Indeed, they looked exactly as though they could not care less, as though they had no intention of holding their bowels until they got to the suggested somewhere else.

Pooping on a perfectly lovely diorama.
Some gall, those pigeons have.
Some gall.

Tuesday, July 14, 2009

A good gig

Long time, no post.

Sorry about that. I've been a little busy with work. Like 100 hours a week busy. (In truth, that actually sounds a lot worse than it feels. As the people in the Phoenix say, "It's a dry heat.")

This won't really be much of a post. I should have been in bed an hour ago because I'm on call tomorrow night. I'm off this weekend, though, so hopefully a lengthier diatribe is soon to follow.

For now, in brief...

There have been some incredibly amazing gratifying moments--times when I think, damn, this is good gig.

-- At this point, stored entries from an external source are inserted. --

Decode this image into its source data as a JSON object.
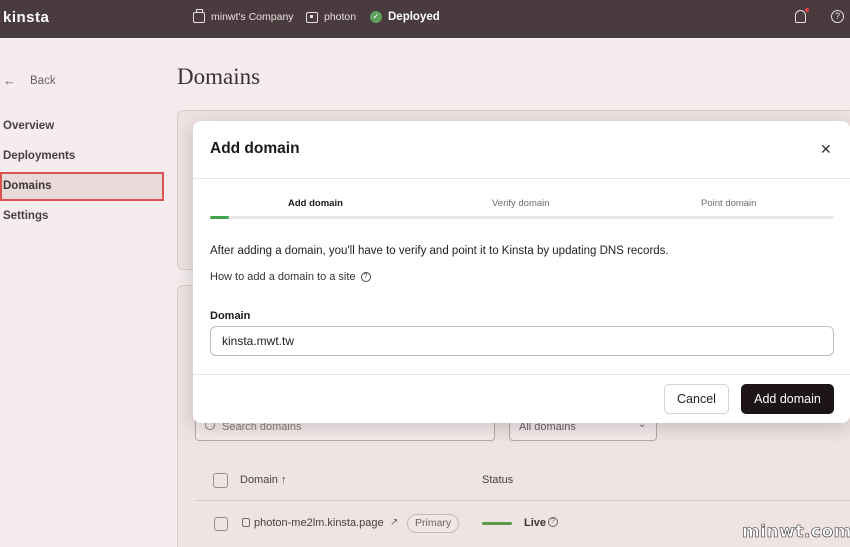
{
  "topbar": {
    "logo": "kinsta",
    "company": "minwt's Company",
    "site": "photon",
    "status": "Deployed",
    "icons": [
      "briefcase-icon",
      "site-icon",
      "check-circle-icon",
      "bell-icon",
      "help-icon"
    ]
  },
  "sidebar": {
    "back_label": "Back",
    "items": [
      {
        "label": "Overview"
      },
      {
        "label": "Deployments"
      },
      {
        "label": "Domains",
        "active": true
      },
      {
        "label": "Settings"
      }
    ]
  },
  "main": {
    "title": "Domains",
    "search_placeholder": "Search domains",
    "filter_value": "All domains",
    "table": {
      "columns": [
        "Domain ↑",
        "Status"
      ],
      "rows": [
        {
          "domain": "photon-me2lm.kinsta.page",
          "badge": "Primary",
          "status": "Live"
        }
      ]
    }
  },
  "modal": {
    "title": "Add domain",
    "steps": [
      "Add domain",
      "Verify domain",
      "Point domain"
    ],
    "active_step": 0,
    "progress_fraction": 0.03,
    "description": "After adding a domain, you'll have to verify and point it to Kinsta by updating DNS records.",
    "help_link": "How to add a domain to a site",
    "field_label": "Domain",
    "field_value": "kinsta.mwt.tw",
    "cancel_label": "Cancel",
    "submit_label": "Add domain"
  },
  "colors": {
    "topbar": "#4a3c3e",
    "accent_green": "#3fa34d",
    "primary_button": "#1c1416",
    "highlight_border": "#d9534f"
  },
  "watermark": "minwt.com"
}
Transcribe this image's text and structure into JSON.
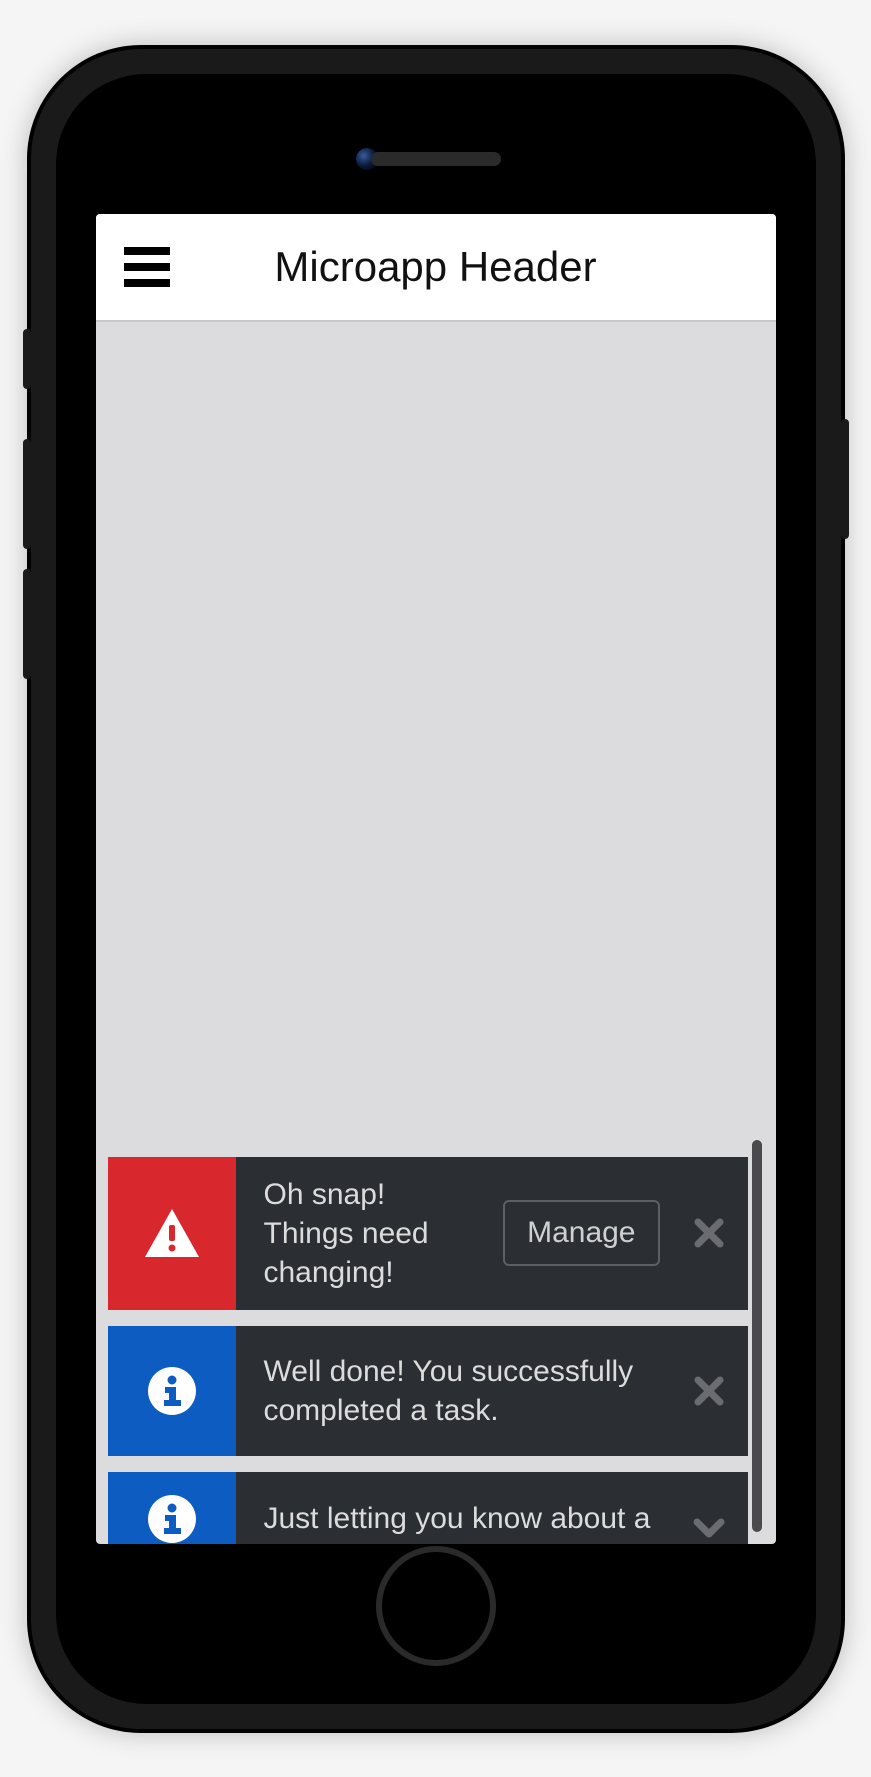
{
  "header": {
    "title": "Microapp Header"
  },
  "toasts": [
    {
      "type": "error",
      "icon": "warning-triangle-icon",
      "color": "#d9272e",
      "message": "Oh snap! Things need changing!",
      "action_label": "Manage",
      "dismiss_icon": "close-icon"
    },
    {
      "type": "info",
      "icon": "info-circle-icon",
      "color": "#0c5cc2",
      "message": "Well done! You successfully completed a task.",
      "dismiss_icon": "close-icon"
    },
    {
      "type": "info",
      "icon": "info-circle-icon",
      "color": "#0c5cc2",
      "message": "Just letting you know about a",
      "dismiss_icon": "chevron-down-icon"
    }
  ]
}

And, there have been some incredibly exhausting frustrating moments--times when I have to remind myself not to chuck a chart at the wall.

I have had some really good doctor moments.
I have had some really crappy doctor moments.

(This is starting to sound like the beginning of A Tale of Two Cities... It was the best of times. It was the worst of times.)

At some point last week, as I was hiking up the stairs between floors, it suddenly hit me...this place is beginning to feel like home. That may sound a bit depressing, considering the aforementioned "this place" is a hospital, but in fact, it was a rather comforting realization.

I still don't really know what I'm doing most of the time. I can find the call rooms and the cafeteria but never made it to that code yesterday because hell if I know how to get to cath lab.

But, the nurses seem to be on my side. The case managers help me blow through my discharges. The attendings don't care that I'm the only resident who doesn't wear her white coat. And every day, I meet someone new that I genuinely like.

Much more often than not, I must say, it's a really good gig.